PHOTO
MANILA - The Philippine central bank on Thursday cut its key interest rate for the first time in nearly four years, saying it expects to further lower borrowing costs this year to support the economy as inflation eases.
The Bangko Sentral ng Pilipinas (BSP) reduced its target reverse repurchase rate by 25 basis points to 6.25%, its first rate cut since November 2020.
BSP Governor Eli Remolona said inflation is expected to return to its 2% to 4% target for the rest of the year even as consumer prices picked up to 4.4% in July.
"With inflation on a target-consistent path, the current macroeconomic outlook supports a calibrated shift to a less restrictive monetary policy stance," Remolona said.
Another rate cut could come on Oct. 17 or Dec. 19, the last two monetary policy-setting meetings of the Philippine central bank, Remolona said.
ING described Thursday's move as "a brave call", with the BSP becoming one of the first Asian central banks to cut rates apart from China and moving ahead of anticipated cuts by the Federal Reserve.
Baseline inflation forecasts were slightly raised to 3.4% this year from 3.3%, but trimmed to 3.1% in 2025 from 3.2%. Inflation is seen averaging 3.2% in 2026, the BSP said.
Prior to the rate cut on Thursday, BSP has held its policy settings steady for six straight meetings since November.

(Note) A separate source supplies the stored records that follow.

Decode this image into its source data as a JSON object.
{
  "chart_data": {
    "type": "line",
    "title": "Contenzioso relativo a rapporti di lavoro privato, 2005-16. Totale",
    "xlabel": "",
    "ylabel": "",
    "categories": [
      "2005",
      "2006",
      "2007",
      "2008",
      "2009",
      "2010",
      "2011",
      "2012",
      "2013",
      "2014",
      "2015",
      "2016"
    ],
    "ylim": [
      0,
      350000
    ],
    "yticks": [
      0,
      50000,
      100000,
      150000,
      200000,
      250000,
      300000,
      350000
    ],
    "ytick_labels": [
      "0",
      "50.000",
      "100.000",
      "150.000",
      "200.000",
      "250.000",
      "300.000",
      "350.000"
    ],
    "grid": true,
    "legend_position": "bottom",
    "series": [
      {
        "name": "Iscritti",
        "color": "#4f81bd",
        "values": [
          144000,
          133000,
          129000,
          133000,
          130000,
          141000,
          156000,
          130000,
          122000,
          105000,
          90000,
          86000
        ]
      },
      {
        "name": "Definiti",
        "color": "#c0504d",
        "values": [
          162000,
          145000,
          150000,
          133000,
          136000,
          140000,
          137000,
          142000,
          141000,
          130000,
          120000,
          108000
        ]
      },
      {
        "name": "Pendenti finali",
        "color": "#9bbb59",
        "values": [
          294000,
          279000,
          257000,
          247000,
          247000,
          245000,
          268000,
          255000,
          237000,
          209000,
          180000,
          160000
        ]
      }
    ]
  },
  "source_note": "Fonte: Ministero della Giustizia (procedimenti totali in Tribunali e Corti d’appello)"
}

It also raised rates by a total of 450 basis points between May 2022 and October 2023 to rein in inflation.
Economists polled by Reuters were divided on how the BSP would move, with 13 of 24 forecasting the key interest rate would be held steady at 6.50% and the other 11 expecting a 25 basis point cut.
The policy decision followed data last week showing the economy grew 6.3% in the second quarter from a year earlier, boosted by government spending and investments growth.
Consumer spending, however, grew just 4.6% in the second quarter and declined 0.1% on a quarterly basis as inflation and tight interest rates weighed on consumption.
Nicholas Mapa, an economist at Metropolitan Bank and Trust Co. in Manila, said the BSP could further ease rates for the remainder of the year.
"We expect two more cuts in 2024," Mapa said on the social media platform X.
Robert Dan Roces, chief economist at Security Bank in Manila, said "the peso's recent strength provides the BSP with more room to manoeuvre on monetary policy without risking significant currency depreciation."
The Philippine peso rose 0.09% to close at 56.9 per U.S. dollar.